El jefe del Ejecutivo aseguró que los servicios mínimos "no son una concesión, una donación o un regalo que hace ningún piquete sindical a los ciudadanos", sino "un derecho de los ciudadanos y un deber de los sindicatos" cuyo cumplimiento reclamó. "Eso lo tiene que entender todo el mundo porque es de sentido común, tal vez no lo entienda su señoría que se dedica a llamar a la desobediencia civil irresponsablemente estos días", añadió.

Al formular su pregunta sobre las medidas que el Gobierno ha adoptado para garantizar el ejercicio del derecho a la huelga, Llamazares tachó al presidente de "demagogo", le emplazó a defender el derecho al trabajo "365 días al año y no únicamente el día de la huelga" y le recordó que "la democracia no se celebra, se ejerce".

Tras aseverar que el presidente había montado un "estado de excepción y sitio", el dirigente de IU reprobó la actitud de los ministros del Gobierno, como Josep Piqué, por "calumniar a los sindicatos diciendo que realizan sabotajes", o Alvarez Cascos, por decretar "servicios máximos, como si de guardias y retenes se tratara, volviendo de la reserva como todo un general".

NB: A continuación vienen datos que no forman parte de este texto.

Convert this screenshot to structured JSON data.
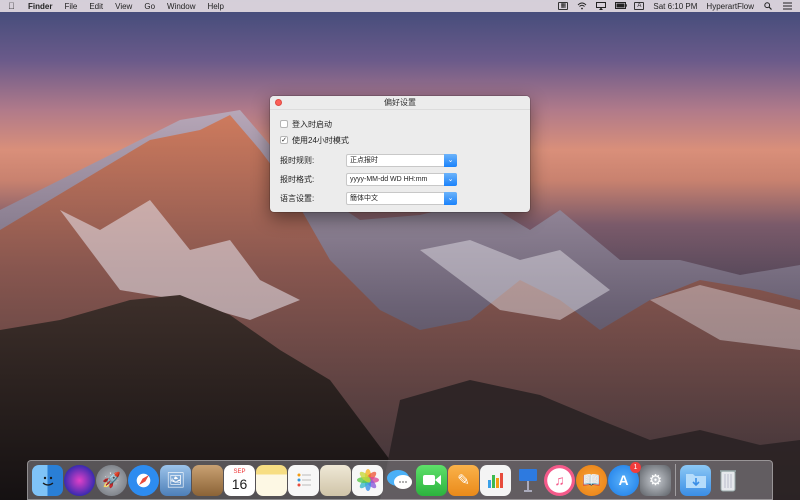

"En estas condiciones tiene usted todos los números para perder la batalla", aseguró al presidente, al que advirtió que se quedará "solo y entristecido" y anunció que "mañana habrá un paro general" en el que los trabajadores "como Casillas, lo pararán todo, y lo pararán tranquilamente, mal que le pese".

En su respuesta, el jefe del Ejecutivo aclaró que el Gobierno ampara el derecho a la huelga "como ampara derecho a trabajar de todos los ciudadanos" y subrayó que la huelga "es un derecho, no es un deber, aunque algunos, a falta de convencidos, quieran forzar las cosas para que haya más huelguistas".

"Eso, forzar las cosas -prosiguió- en ningún caso lo puede aceptar ningún gobierno democrático en ningún sentido, ni para aquellos que quieran trabajar ni para aquellos que quieran ejercitar el derecho de huelga".

José María Aznar señaló que para preservar estas garantías están las Fuerzas y Cuerpos de Seguridad del Estado, cuya tarea agradeció

porque "es un ejercicio de garantía del ejercicio de las libertades

públicas por todos los ciudadanos".

Además, el presidente hizo hincapié en que "también para garantizar eso está la ley, y la ley hay que cumplirla, y están los servicios mínimos que se han fijado con arreglo a legalidad vigente". En este sentido recordó que "en muchos de los sectores" estos servicios "son exactamente los mismos" fijados para la huelga general de 1994, y que entonces fueron aceptados por los sindicatos.

A continuación explicó que los servicios mínimos "no son una concesión, una donación o un regalo que hace ningún piquete sindical a los ciudadanos" sino "un derecho de ciudadanos y un deber de los

sindicatos".

"Yo reclamo el cumplimiento de ese deber de los sindicatos, por respeto a las leyes de nuestra democracia y al Estado de Derecho", concluyó el presidente del Gobierno.